Honestly, I don't remember what the dose was that my son was on, it has been some time..but it certainly seems more serious that just getting off the Cytoxan when trying to get pregnant. I have known other MS patients who went off drugs like Copaxone or Rebif for pregnancy and did fine, and one friend who went into permanent early menopause on Interferon. I, myself, gave birth to both of my children while having MS but before the development of the current drugs used to treat MS. Cytoxan is not like any of the other types of MS drugs, it functions differently and it's affects are very different. When one gets off Copaxone, for example, it completely clears your system in a period of time...Cytoxan can leave permanent effects and while those seem to be dose related, one can't be sure what dose is going to cause the undesirable effects for an individual.

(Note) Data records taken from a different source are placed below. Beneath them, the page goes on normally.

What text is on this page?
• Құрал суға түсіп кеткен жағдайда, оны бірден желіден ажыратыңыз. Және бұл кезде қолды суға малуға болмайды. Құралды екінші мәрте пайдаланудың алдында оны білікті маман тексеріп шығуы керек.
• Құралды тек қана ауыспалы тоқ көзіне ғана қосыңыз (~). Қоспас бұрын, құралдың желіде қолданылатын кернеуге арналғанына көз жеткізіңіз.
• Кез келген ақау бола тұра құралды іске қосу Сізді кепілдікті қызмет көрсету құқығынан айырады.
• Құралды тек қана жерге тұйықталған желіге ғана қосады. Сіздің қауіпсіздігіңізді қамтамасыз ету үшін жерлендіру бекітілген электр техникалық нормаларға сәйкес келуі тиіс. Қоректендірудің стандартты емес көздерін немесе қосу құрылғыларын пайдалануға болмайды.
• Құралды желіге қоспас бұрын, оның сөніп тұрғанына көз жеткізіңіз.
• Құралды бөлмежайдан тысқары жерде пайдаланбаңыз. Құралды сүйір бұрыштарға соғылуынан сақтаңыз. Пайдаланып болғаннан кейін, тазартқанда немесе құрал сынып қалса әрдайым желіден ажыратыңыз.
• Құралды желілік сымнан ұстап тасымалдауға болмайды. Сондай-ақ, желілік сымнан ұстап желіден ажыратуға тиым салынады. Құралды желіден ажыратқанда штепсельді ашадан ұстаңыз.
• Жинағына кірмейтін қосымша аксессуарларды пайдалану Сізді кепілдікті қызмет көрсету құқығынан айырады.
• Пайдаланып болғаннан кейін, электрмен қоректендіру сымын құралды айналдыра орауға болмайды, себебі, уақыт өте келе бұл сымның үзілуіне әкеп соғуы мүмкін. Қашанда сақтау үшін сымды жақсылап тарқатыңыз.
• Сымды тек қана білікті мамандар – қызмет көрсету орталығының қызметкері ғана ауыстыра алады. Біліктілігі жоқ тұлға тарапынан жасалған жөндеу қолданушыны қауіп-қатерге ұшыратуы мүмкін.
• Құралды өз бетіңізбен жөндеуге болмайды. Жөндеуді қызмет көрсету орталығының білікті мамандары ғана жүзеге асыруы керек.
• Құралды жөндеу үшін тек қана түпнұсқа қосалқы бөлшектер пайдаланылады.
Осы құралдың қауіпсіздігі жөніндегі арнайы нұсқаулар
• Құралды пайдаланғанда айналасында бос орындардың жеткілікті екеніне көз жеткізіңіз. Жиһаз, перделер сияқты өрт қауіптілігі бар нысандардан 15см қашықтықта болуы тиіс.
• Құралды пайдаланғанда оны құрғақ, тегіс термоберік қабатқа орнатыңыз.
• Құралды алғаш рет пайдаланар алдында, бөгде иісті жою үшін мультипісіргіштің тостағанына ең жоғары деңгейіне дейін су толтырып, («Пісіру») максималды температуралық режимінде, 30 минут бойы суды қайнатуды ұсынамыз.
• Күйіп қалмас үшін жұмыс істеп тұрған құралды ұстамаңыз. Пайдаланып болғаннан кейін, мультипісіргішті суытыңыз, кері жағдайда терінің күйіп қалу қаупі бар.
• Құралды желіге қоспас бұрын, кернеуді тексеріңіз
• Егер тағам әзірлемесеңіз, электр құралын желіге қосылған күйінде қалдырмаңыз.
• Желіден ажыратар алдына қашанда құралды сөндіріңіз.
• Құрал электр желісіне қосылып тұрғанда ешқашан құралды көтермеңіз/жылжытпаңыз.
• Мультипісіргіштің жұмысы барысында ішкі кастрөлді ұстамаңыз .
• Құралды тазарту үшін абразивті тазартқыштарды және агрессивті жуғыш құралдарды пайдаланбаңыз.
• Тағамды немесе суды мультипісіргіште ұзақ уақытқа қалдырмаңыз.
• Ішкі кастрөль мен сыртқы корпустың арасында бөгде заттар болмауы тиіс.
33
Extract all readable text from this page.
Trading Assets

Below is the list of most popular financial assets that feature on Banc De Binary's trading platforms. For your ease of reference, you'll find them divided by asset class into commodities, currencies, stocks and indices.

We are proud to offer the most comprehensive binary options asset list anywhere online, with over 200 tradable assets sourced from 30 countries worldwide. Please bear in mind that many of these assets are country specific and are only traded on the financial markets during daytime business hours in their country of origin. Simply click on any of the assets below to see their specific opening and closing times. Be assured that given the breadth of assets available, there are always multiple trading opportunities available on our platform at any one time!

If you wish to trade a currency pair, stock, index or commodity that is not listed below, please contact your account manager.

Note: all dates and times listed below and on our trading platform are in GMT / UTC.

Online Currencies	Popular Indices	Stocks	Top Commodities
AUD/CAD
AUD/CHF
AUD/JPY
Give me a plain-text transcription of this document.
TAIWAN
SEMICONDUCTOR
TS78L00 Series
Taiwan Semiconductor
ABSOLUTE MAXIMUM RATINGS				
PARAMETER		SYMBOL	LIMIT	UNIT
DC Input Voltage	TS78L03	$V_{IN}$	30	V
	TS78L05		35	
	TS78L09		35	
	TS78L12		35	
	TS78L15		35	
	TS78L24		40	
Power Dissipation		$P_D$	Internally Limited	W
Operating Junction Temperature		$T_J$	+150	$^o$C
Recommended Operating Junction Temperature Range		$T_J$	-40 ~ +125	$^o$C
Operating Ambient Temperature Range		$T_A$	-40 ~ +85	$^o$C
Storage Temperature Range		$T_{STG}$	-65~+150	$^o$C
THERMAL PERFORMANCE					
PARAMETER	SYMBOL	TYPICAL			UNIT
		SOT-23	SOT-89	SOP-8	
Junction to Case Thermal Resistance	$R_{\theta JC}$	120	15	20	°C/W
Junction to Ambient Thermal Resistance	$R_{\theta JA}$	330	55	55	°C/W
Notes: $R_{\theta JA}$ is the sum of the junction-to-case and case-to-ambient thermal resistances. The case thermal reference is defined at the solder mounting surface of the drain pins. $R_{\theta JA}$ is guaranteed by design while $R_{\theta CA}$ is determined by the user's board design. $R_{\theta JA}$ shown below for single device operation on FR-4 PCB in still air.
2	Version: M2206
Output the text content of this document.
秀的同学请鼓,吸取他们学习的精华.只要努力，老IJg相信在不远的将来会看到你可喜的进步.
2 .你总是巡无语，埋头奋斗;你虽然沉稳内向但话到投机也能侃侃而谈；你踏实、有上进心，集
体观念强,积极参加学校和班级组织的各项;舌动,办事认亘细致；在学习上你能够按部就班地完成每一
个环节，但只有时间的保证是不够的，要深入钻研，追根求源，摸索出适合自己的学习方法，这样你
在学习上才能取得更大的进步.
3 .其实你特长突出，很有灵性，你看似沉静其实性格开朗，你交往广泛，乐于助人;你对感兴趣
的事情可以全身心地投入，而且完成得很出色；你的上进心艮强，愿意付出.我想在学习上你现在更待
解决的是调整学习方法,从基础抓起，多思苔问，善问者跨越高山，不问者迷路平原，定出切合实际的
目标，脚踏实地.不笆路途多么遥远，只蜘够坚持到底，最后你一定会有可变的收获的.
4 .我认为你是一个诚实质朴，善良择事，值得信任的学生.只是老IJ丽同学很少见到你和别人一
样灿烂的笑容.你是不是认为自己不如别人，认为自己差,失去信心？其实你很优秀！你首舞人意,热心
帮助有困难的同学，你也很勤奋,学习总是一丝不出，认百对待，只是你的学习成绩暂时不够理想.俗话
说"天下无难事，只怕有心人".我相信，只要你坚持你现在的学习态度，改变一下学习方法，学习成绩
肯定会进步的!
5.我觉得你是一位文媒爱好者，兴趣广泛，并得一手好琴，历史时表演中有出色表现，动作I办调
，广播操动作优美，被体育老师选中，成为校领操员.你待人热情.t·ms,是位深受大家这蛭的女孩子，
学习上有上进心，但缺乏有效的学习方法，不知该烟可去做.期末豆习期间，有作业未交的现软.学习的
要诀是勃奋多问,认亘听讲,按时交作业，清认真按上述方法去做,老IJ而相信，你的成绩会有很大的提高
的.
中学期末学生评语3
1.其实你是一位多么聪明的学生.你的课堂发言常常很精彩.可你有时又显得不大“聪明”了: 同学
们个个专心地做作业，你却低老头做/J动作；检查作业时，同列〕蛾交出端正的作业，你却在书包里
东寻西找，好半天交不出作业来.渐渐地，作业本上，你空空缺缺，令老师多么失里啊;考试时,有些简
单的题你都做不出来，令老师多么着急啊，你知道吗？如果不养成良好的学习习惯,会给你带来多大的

You might read the FDA warnings posted online to find more about the bad side effects including risk of temporary or permanent sterility in both sexes.

Truly, I am glad Cytoxan has worked for you, but I think it is not a drug one should consider lightly, especially by younger MS patients who have not completed their families yet. It is not a drug specifically approved for MS and it should not be assumed that it is like the other immune suppressing drugs used for MS, because while it does has that effect, it has other effects that could be very undesirable.

Just wanted to present the other view...I wish you well in your fight with MS.


Cherie said...

Again, I am NOT recommending this as a first or second line of therapy. It is only appropriate to consider this when all else has been tried and failed. And that is generally the case in older people with MS who are past their reproductive years as I am.

You might want to go back and read my article on "Alternatives to Steroids" on this site for other suggestions.

Again, Cytoxan as a long term therapy is not for everyone and may not work if you do try it. I was asked to write this article about my own experience, having exhausted all other treatment options.

Joe Jendusa said...

Thank you for sharing your well-written insights on your experience with Cytoxan.


Joe J

Cherie said...

As always, thank you for your support. It is not a perfect therapy. None of them are for long (a few years at best). It's just another step on my personal journey.